Il s'était assit pour poursuivre son histoire.
- Tu sais, ce que Illfada racontait, ses tours de passe-passe, son don pour soigner... Elle l'a reçu des puissances de notre univers car elle était quelqu'un de bien, quelqu'un qui ne voulait que le bien des siens. Une once de nostalgie avait traversé son esprit. J'ai appris à comprendre comment fonctionnait ce don, comment fonctionnait notre univers et j'ai appris à l'utiliser pour aider ceux qui nous avait sauvé. J'ai alors décidé d'aider le Roi Lubin. J'étais beaucoup trop naïf pour croire que l'Église et Paris accepterait un tel sauvetage comme une preuve de bonne fois. Je n'avais pas compris que ce que l'Église adorait ce n'était ni son propre Seigneur, ni même son Roi qui avait - selon eux - était choisi par les forces divines. Ce que l'Église souhaitait c'était le pouvoir et Lubin n'était pas un pion! Il avait ses idées et il était son propre chef, il était une gène pour eux. Ses babines s'était doucement retroussées.

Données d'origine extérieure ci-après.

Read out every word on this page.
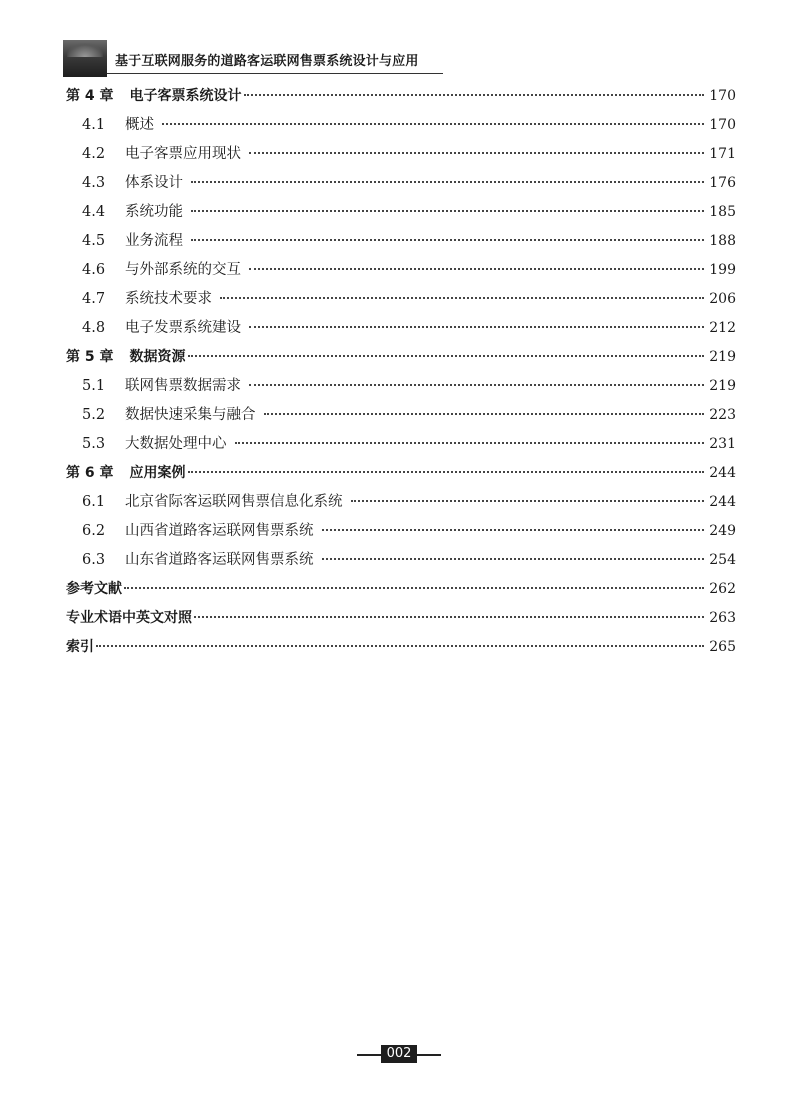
基于互联网服务的道路客运联网售票系统设计与应用
第 4 章 电子客票系统设计	170
4.1	概述	170
4.2	电子客票应用现状	171
4.3	体系设计	176
4.4	系统功能	185
4.5	业务流程	188
4.6	与外部系统的交互	199
4.7	系统技术要求	206
4.8	电子发票系统建设	212
第 5 章 数据资源	219
5.1	联网售票数据需求	219
5.2	数据快速采集与融合	223
5.3	大数据处理中心	231
第 6 章 应用案例	244
6.1	北京省际客运联网售票信息化系统	244
6.2	山西省道路客运联网售票系统	249
6.3	山东省道路客运联网售票系统	254
参考文献	262
专业术语中英文对照	263
索引	265
002
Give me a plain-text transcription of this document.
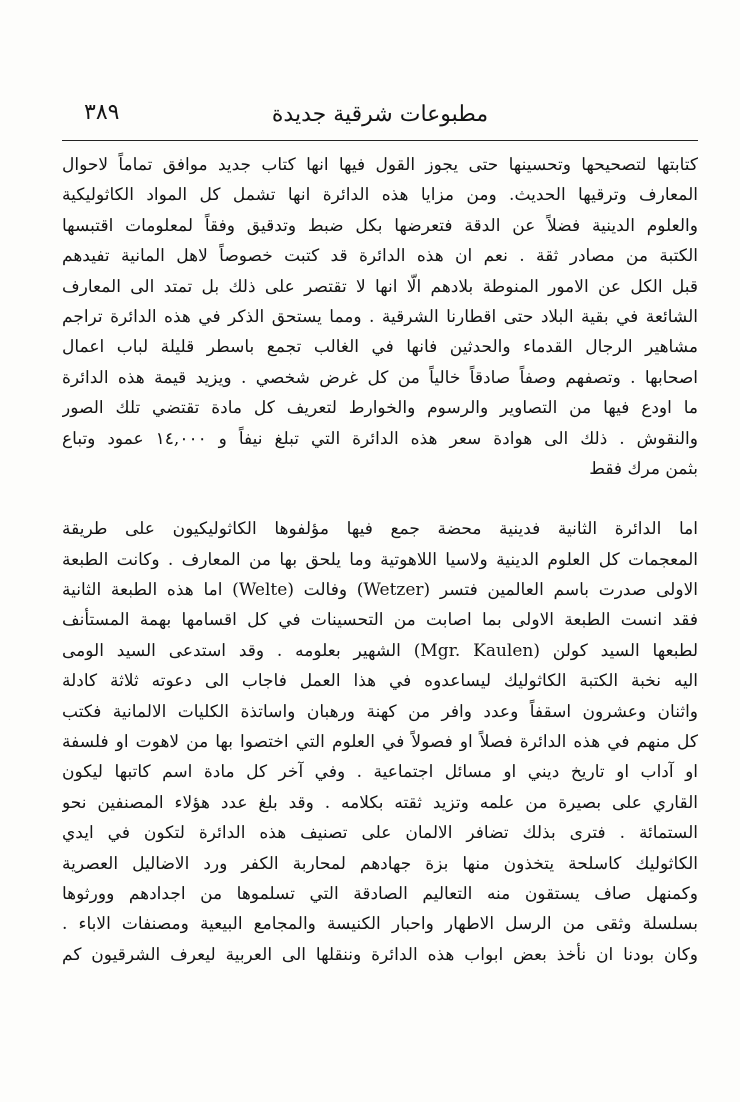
مطبوعات شرقية جديدة
٣٨٩
كتابتها لتصحيحها وتحسينها حتى يجوز القول فيها انها كتاب جديد موافق تماماً لاحوال
المعارف وترقيها الحديث. ومن مزايا هذه الدائرة انها تشمل كل المواد الكاثوليكية
والعلوم الدينية فضلاً عن الدقة فتعرضها بكل ضبط وتدقيق وفقاً لمعلومات اقتبسها
الكتبة من مصادر ثقة . نعم ان هذه الدائرة قد كتبت خصوصاً لاهل المانية تفيدهم
قبل الكل عن الامور المنوطة بلادهم الّا انها لا تقتصر على ذلك بل تمتد الى المعارف
الشائعة في بقية البلاد حتى اقطارنا الشرقية . ومما يستحق الذكر في هذه الدائرة تراجم
مشاهير الرجال القدماء والحدثين فانها في الغالب تجمع باسطر قليلة لباب اعمال
اصحابها . وتصفهم وصفاً صادقاً خالياً من كل غرض شخصي . ويزيد قيمة هذه الدائرة
ما اودع فيها من التصاوير والرسوم والخوارط لتعريف كل مادة تقتضي تلك الصور
والنقوش . ذلك الى هوادة سعر هذه الدائرة التي تبلغ نيفاً و ١٤,٠٠٠ عمود وتباع
بثمن مرك فقط
اما الدائرة الثانية فدينية محضة جمع فيها مؤلفوها الكاثوليكيون على طريقة
المعجمات كل العلوم الدينية ولاسيا اللاهوتية وما يلحق بها من المعارف . وكانت الطبعة
الاولى صدرت باسم العالمين فتسر (Wetzer) وفالت (Welte) اما هذه الطبعة الثانية
فقد انست الطبعة الاولى بما اصابت من التحسينات في كل اقسامها بهمة المستأنف
لطبعها السيد كولن (Mgr. Kaulen) الشهير بعلومه . وقد استدعى السيد الومى
اليه نخبة الكتبة الكاثوليك ليساعدوه في هذا العمل فاجاب الى دعوته ثلاثة كادلة
واثنان وعشرون اسقفاً وعدد وافر من كهنة ورهبان واساتذة الكليات الالمانية فكتب
كل منهم في هذه الدائرة فصلاً او فصولاً في العلوم التي اختصوا بها من لاهوت او فلسفة
او آداب او تاريخ ديني او مسائل اجتماعية . وفي آخر كل مادة اسم كاتبها ليكون
القاري على بصيرة من علمه وتزيد ثقته بكلامه . وقد بلغ عدد هؤلاء المصنفين نحو
الستمائة . فترى بذلك تضافر الالمان على تصنيف هذه الدائرة لتكون في ايدي
الكاثوليك كاسلحة يتخذون منها بزة جهادهم لمحاربة الكفر ورد الاضاليل العصرية
وكمنهل صاف يستقون منه التعاليم الصادقة التي تسلموها من اجدادهم وورثوها
بسلسلة وثقى من الرسل الاطهار واحبار الكنيسة والمجامع البيعية ومصنفات الاباء .
وكان بودنا ان نأخذ بعض ابواب هذه الدائرة وننقلها الى العربية ليعرف الشرقيون كم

- Ils m'ont brûlé, ils m'ont condamné pour sorcellerie. Ils m'ont trainés sur la place, moi, un pauvre garçon! Et tout Paris criait, tout Paris scindait le nom de leur Seigneur et celui de l'Inquisiteur qui a allumé le feu. Leur Dieu n'est autre que la violence, le mal, la mort! Comment pouvait-on le croire? Lui qui affirmait avoir brûlé se tenait aujourd'hui bel et bien en vie devant son interlocuteur. Et j'ai juré, qu'à son tour Paris brûlerait. Les crocs dévoilés. Cette cité, ses vices et ses hommes corrompus, ils brûleront. Ne survivront que les élus, les Saints comme ils les appellent. Il avait marqué une courte pause et s'était relevé.
- Je sais que tu es en colère, je sais mon frère que tu partage la même haine que moi à l'égard de cette ville damnée. Il lui avait tendu la patte. Accepte ce don que je te fais, accepte d'être un de ces élus, Théobald. Nous menons le même combat.
Bien que les paroles du gris l'avait fait frissonné de colère, celui-ci avait raison sur un point ; il appréciait sa franchise. Theobald était lasse de tenir sa langue pour ne pas blesser le fragile ego de ces hypocrites.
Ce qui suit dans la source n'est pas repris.